Hiram Bingham III (1875-1956) was, among other things, the explorer who rediscovered Machu Picchu. He possessed an inherited sense of adventure, attributed to his missionary parents, who lived in Hawaii at the time of Hiram’s birth. His interest in South America is thought to have begun while he was studying at Harvard, Yale and the University of California where he was awarded a PhD in South American history.
At the age of twenty five, he married an heiress, Alfreda Mitchell whose family was best known for the Tiffany brand. The marriage laid the foundation for his later exploratory activities.
South American Exploration
His years of studying South American history and subsequent doctorate in the subject, ignited Hiram’s already well developed sense of adventure and he was well aware of the various myths and legends regarding relating to the South American ancient civilizations. He had access to the necessary funds to support his dream of undertaking exploration in his area of expertise and so, six years after his marriage, and substantial amounts of planning and organizing, he set off on his first expedition to South America.
This first trip in 1906 was an attempt to retrace the steps of an earlier explorer, Simon Bolivar, who in 1819, travelled overland from Venezuela to Colombia. Hiram relished this first trip and his passion for South America was further fuelled by the experience and set the scene for further trips. His next trip to South America was in 1908 when he crossed the Andes Mountains, from Buenos Aires to Lima in Peru, by following an early Spanish trade route. This trip was the precursor to his most famous exploration. He was thirty one years old at this time and before he was forty, Hiram made his most famous discovery.

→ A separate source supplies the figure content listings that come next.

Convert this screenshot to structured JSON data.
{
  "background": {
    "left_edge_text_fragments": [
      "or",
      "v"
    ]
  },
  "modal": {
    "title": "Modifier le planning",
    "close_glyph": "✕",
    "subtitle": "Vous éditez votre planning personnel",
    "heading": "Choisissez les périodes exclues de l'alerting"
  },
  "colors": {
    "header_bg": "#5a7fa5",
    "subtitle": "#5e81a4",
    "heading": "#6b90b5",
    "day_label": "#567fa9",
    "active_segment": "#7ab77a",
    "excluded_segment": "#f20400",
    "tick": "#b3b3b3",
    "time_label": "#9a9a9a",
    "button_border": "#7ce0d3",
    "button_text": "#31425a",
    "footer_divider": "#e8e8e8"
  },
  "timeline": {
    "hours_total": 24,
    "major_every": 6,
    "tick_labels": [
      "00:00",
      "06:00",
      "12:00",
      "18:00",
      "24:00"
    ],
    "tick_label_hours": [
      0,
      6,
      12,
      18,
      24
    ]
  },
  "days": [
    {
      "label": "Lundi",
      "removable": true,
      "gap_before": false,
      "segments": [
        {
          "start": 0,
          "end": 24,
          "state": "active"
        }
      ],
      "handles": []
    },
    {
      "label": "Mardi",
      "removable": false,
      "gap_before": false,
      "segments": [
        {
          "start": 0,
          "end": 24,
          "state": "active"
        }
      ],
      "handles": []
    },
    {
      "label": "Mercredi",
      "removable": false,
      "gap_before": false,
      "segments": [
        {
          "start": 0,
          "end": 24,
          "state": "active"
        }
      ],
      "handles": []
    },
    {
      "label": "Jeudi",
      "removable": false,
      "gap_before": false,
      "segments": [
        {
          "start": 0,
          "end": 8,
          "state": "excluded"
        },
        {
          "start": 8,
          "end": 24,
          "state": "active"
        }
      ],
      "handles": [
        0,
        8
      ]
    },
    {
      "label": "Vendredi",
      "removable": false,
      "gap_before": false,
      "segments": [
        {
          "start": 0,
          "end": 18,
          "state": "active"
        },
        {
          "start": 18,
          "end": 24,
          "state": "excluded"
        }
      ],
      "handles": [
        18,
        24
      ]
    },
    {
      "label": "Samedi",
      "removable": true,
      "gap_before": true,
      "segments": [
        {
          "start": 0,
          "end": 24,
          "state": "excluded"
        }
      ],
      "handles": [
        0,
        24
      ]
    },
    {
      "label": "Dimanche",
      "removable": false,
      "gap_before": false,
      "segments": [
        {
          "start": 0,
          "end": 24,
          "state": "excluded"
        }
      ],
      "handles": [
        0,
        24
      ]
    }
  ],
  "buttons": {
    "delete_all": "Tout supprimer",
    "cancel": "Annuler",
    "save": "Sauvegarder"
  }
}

Hiram Bingham, together with his guide, proceeded to discover the ruins of Machu Picchu on July 24th, 1911. This expedition was known as the Yale Peruvian Expedition and Hiram was its leader. His objective was to find Vilcabamba, which was known from many stories, as the lost city of the Incas. This was a herculean task and also very dangerous. He had few clues to work from and determining its location must at times have seemed an impossible task. His adventurous determination won through though and his quest was successfully achieved.
The Yale and the National Geographic Society requested his return to Machu Picchu in 1912 and he proceeded to spend the following three years excavating the ruins. Unfortunately, he also removed a great quantity of artifacts and mummies, which the Peruvian government would like to be returned. Hiram also documented his findings through many articles and his book, ‘The Lost City of the Incas‘.
After his South American exploration, Bingham became a politician, initially in Connecticut and then in the US Senate. He died in 1956 at the age of eighty one and is buried in Arlington National Cemetery. He is remembered primarily for rediscovering Machu Picchu.